Gulvain is a 55 ft ocean-racing sloop named after the mountain Gaor Bheinn (or "Gulvain"). Designed by Jack Laurent Giles for Jack Rawlings, she was based on the earlier boats Maid of Malham and Myth of Malham. She was built in Shoreham by Sussex Shipbuilding Company, owned by Rawlings, and launched on 27 June 1949. She was made from Birmabright, making her the first ocean racing yacht to be made from an aluminium alloy. Aluminium was used for strength, not weight: she displaces 16.5 LT and weighs 23 LT, including ballast. She was one of the first boats to have a metal mast. Her hull has a reverse sheer, and she has a Masthead rig.
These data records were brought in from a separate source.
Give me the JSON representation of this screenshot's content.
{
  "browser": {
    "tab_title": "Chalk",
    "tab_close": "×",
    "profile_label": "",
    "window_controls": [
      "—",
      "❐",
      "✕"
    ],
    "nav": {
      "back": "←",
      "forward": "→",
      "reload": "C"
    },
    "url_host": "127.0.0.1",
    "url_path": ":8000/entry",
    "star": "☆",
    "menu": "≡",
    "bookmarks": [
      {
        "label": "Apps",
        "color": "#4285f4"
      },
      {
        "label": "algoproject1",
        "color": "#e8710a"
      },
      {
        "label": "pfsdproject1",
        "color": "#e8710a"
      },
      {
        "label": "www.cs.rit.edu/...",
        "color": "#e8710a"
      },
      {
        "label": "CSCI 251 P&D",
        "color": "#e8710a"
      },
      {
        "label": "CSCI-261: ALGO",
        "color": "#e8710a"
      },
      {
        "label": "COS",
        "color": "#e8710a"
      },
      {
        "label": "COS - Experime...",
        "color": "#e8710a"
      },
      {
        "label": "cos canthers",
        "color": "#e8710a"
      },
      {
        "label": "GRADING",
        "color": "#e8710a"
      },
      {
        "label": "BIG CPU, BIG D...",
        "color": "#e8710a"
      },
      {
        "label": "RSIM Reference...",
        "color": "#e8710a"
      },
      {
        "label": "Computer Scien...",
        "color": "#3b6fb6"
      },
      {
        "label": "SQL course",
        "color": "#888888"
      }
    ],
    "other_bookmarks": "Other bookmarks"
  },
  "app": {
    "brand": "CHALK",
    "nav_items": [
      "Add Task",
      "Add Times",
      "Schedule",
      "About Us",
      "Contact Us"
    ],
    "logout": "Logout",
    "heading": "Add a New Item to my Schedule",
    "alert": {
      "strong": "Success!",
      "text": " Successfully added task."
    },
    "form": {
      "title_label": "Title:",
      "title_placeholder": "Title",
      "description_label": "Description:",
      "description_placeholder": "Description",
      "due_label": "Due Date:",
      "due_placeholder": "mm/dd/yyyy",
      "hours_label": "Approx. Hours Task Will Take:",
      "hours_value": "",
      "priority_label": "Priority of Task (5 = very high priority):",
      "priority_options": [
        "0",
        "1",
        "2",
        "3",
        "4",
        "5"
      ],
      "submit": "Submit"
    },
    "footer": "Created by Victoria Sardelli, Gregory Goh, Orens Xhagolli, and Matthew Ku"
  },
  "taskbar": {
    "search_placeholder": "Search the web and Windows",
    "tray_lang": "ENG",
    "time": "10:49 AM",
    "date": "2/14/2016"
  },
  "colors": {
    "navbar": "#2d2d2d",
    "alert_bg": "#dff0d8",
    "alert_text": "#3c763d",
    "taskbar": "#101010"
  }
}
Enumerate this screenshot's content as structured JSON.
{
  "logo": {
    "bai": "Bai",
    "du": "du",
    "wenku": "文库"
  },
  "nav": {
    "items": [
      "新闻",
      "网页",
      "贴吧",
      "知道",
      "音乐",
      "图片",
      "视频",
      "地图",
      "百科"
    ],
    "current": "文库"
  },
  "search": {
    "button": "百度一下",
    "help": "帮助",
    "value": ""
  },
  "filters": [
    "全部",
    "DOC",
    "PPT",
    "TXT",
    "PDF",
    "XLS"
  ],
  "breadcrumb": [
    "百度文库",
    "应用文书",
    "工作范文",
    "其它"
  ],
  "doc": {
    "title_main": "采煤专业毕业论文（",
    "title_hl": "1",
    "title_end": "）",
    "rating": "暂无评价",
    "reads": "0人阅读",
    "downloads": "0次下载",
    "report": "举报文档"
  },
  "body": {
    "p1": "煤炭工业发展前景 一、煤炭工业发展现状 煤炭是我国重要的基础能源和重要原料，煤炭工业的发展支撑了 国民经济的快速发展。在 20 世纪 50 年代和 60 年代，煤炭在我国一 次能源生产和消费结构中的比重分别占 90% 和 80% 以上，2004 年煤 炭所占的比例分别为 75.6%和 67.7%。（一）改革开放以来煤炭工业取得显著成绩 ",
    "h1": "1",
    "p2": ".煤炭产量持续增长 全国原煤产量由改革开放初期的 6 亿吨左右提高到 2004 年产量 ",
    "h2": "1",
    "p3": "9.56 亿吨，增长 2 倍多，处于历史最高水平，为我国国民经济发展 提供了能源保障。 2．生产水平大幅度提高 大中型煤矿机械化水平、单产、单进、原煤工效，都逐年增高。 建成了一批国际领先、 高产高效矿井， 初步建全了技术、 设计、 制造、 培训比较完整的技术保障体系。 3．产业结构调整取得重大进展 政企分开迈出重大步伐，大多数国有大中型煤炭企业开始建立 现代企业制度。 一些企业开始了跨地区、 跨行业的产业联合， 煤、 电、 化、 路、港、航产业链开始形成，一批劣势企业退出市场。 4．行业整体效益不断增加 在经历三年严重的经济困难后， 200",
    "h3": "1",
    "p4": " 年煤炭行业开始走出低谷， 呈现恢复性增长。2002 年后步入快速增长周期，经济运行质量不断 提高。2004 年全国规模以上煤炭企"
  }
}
She proved to be a very successful boat, winning her maiden race from Cowes to Dinard and back. She was forced to retire from the 1949 Fastnet Race, but performed well in the Newport Bermuda Race in 1950, and was first home in the first postwar transatlantic race from Bermuda to Plymouth immediately afterwards. She was skipped for both races by Humphrey Barton, and amongst the crew was Tim Heywood. She was bought by John Tassos in 1965, and by Robert Schyberg in 1988. She was renovated in 1991 and took part in her second Fastnet Race in 1991.